Afin d’éviter de délester davantage de services, des travailleurs de la santé atteints de la COVID-19 – mais asymptomatiques – pourront travailler « sous certaines conditions », a annoncé mardi Christian Dubé, ministre de la Santé et des Services sociaux. Une mesure qui a fait bondir certains syndicats.

Des travailleurs de la santé déclarés positifs et asymptomatiques pourront travailler selon « une liste de priorités, mais aussi une gestion des risques », a indiqué M. Dubé. « Ça va être du cas par cas, en fonction de chacune des situations propres à chaque région », a-t-il précisé.

La période d’isolement de ces travailleurs infectés sera réduite. Elle tiendra compte du type d’exposition, des résultats d’analyse de laboratoire ainsi que du statut vaccinal du travailleur, indique-t-on dans un communiqué. La date d’entrée en vigueur de cette mesure demeure inconnue.

Cette nouvelle mesure s’étendra à tous les travailleurs essentiels, afin que la société « continue de fonctionner de façon sécuritaire », a dit M. Dubé. Les informations à cet effet seront dévoilées dans les prochains jours.

« On est pris dans un étau où les hospitalisations augmentent, alors que de plus en plus de soignants doivent s’absenter [en raison de la COVID-19] », a illustré le ministre de la Santé.

[Lundi], environ 7000 travailleurs étaient absents et, dans les prochains jours, ce seront 10 000 travailleurs.

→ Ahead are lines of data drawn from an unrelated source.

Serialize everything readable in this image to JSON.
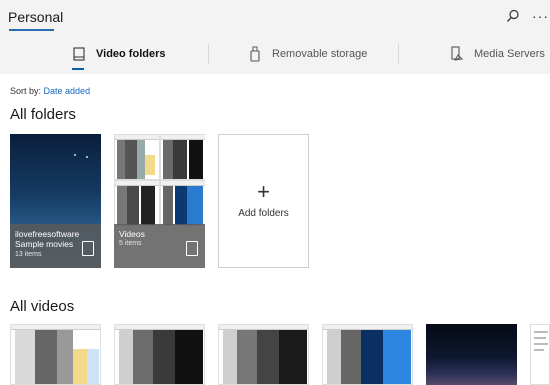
{
  "header": {
    "title": "Personal",
    "search_icon": "search-icon",
    "more_label": "···"
  },
  "nav": {
    "items": [
      {
        "label": "Video folders",
        "icon": "video-folder-icon",
        "active": true
      },
      {
        "label": "Removable storage",
        "icon": "usb-drive-icon",
        "active": false
      },
      {
        "label": "Media Servers",
        "icon": "media-server-icon",
        "active": false
      }
    ]
  },
  "sort": {
    "label": "Sort by:",
    "value": "Date added"
  },
  "sections": {
    "folders_title": "All folders",
    "videos_title": "All videos"
  },
  "folders": [
    {
      "name": "ilovefreesoftware Sample movies",
      "count": "13 items"
    },
    {
      "name": "Videos",
      "count": "5 items"
    }
  ],
  "add_folder": {
    "plus": "+",
    "label": "Add folders"
  },
  "colors": {
    "accent": "#0b5cad",
    "link": "#1565c0",
    "bar": "#f3f3f3"
  }
}
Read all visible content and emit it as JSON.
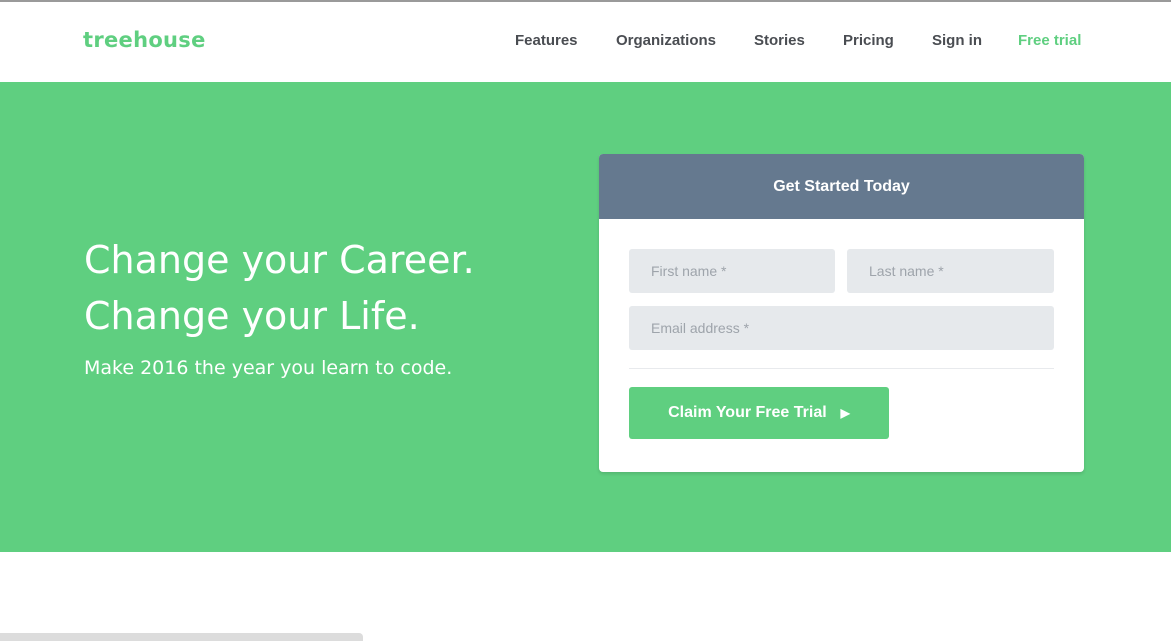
{
  "header": {
    "logo": "treehouse",
    "nav": {
      "features": "Features",
      "organizations": "Organizations",
      "stories": "Stories",
      "pricing": "Pricing",
      "sign_in": "Sign in",
      "free_trial": "Free trial"
    }
  },
  "hero": {
    "headline_line1": "Change your Career.",
    "headline_line2": "Change your Life.",
    "subheadline": "Make 2016 the year you learn to code."
  },
  "signup": {
    "title": "Get Started Today",
    "first_name_placeholder": "First name *",
    "last_name_placeholder": "Last name *",
    "email_placeholder": "Email address *",
    "cta_label": "Claim Your Free Trial",
    "cta_icon": "play-icon"
  },
  "colors": {
    "brand_green": "#5fcf80",
    "card_header": "#65798f",
    "input_bg": "#e6e9ec",
    "nav_text": "#4a4d52"
  }
}
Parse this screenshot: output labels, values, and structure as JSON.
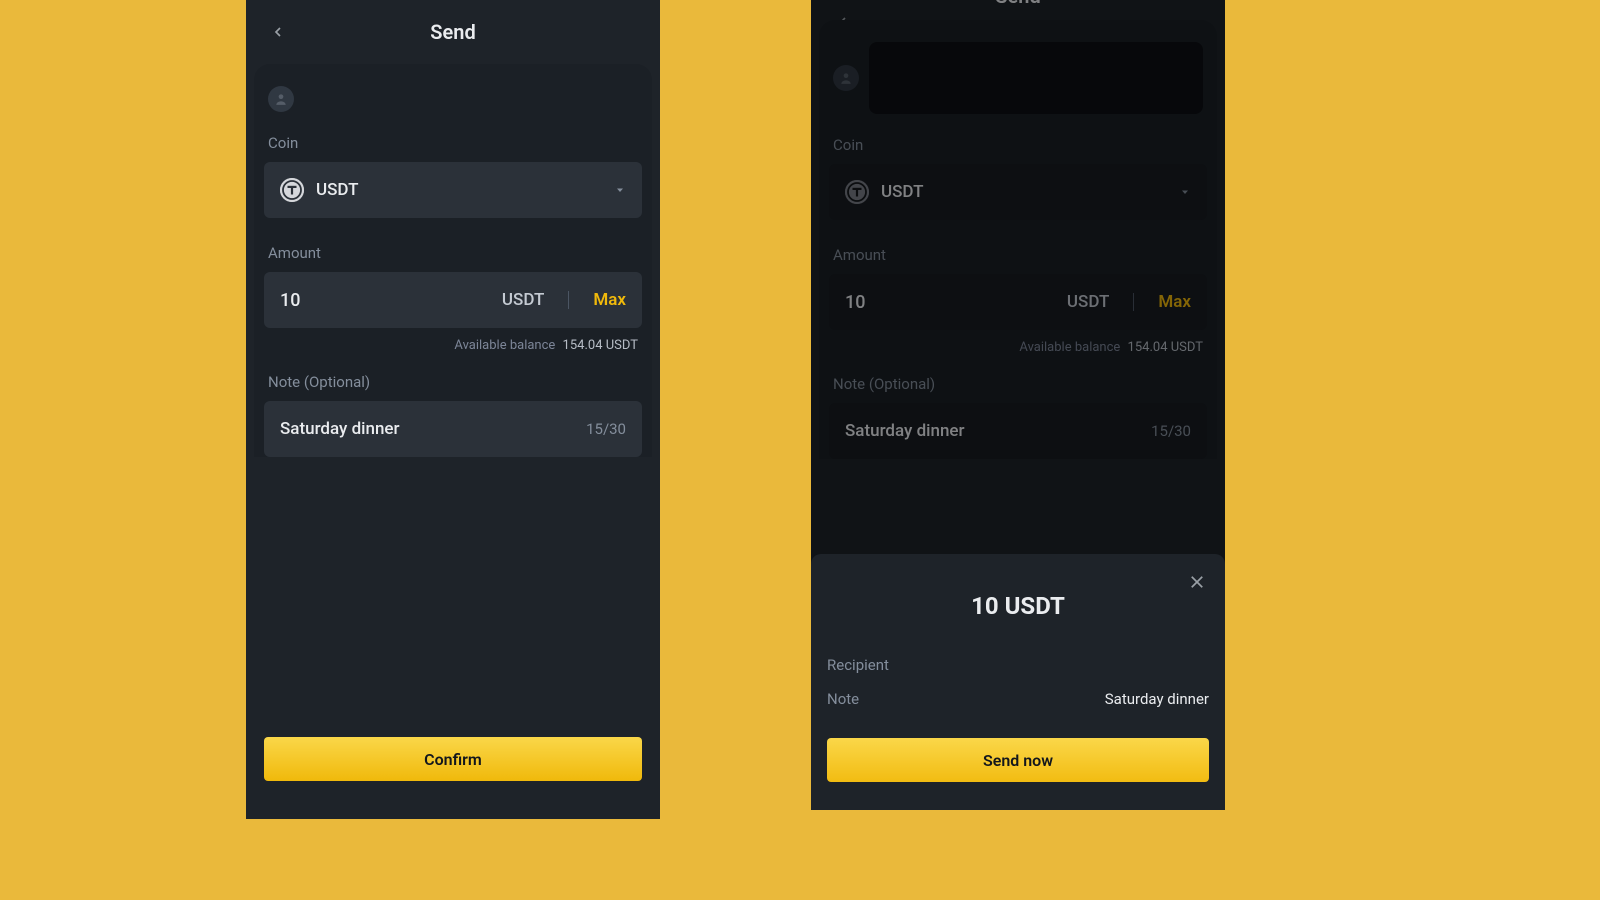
{
  "colors": {
    "accent": "#F0B90B",
    "bg_dark": "#1E2329"
  },
  "left": {
    "title": "Send",
    "coin_label": "Coin",
    "coin_value": "USDT",
    "amount_label": "Amount",
    "amount_value": "10",
    "amount_unit": "USDT",
    "max_label": "Max",
    "available_label": "Available balance",
    "available_value": "154.04 USDT",
    "note_label": "Note (Optional)",
    "note_value": "Saturday dinner",
    "note_count": "15/30",
    "confirm_label": "Confirm"
  },
  "right": {
    "title": "Send",
    "coin_label": "Coin",
    "coin_value": "USDT",
    "amount_label": "Amount",
    "amount_value": "10",
    "amount_unit": "USDT",
    "max_label": "Max",
    "available_label": "Available balance",
    "available_value": "154.04 USDT",
    "note_label": "Note (Optional)",
    "note_value": "Saturday dinner",
    "note_count": "15/30",
    "sheet": {
      "amount": "10 USDT",
      "recipient_label": "Recipient",
      "note_label": "Note",
      "note_value": "Saturday dinner",
      "send_label": "Send now"
    }
  }
}
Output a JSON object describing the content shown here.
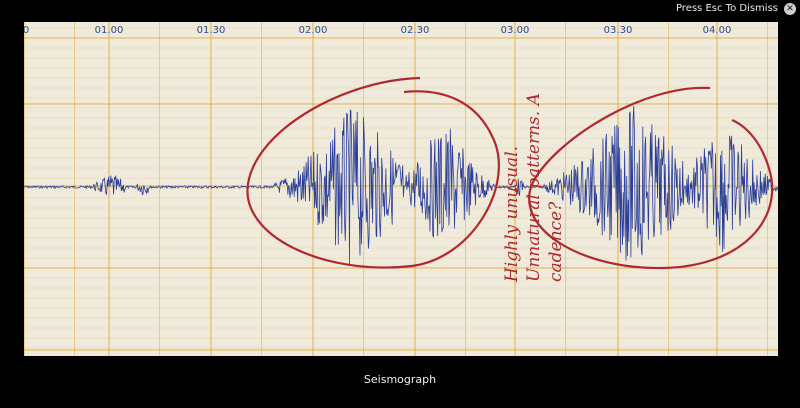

Christian Dubé, ministre de la Santé et des Services sociaux

Comme une grande proportion des travailleurs de la santé sont doublement vaccinés, cette nouvelle mesure « est un risque calculé », selon Christian Dubé. La décision n’a pas été prise par choix, mais elle est nécessaire pour éviter de se rendre au « dernier niveau de délestage, qui implique de faire seulement les soins critiques », dit-il. Le fait de délester davantage causerait des « dommages permanents » chez les Québécois qui ont besoin de soins, a-t-il souligné.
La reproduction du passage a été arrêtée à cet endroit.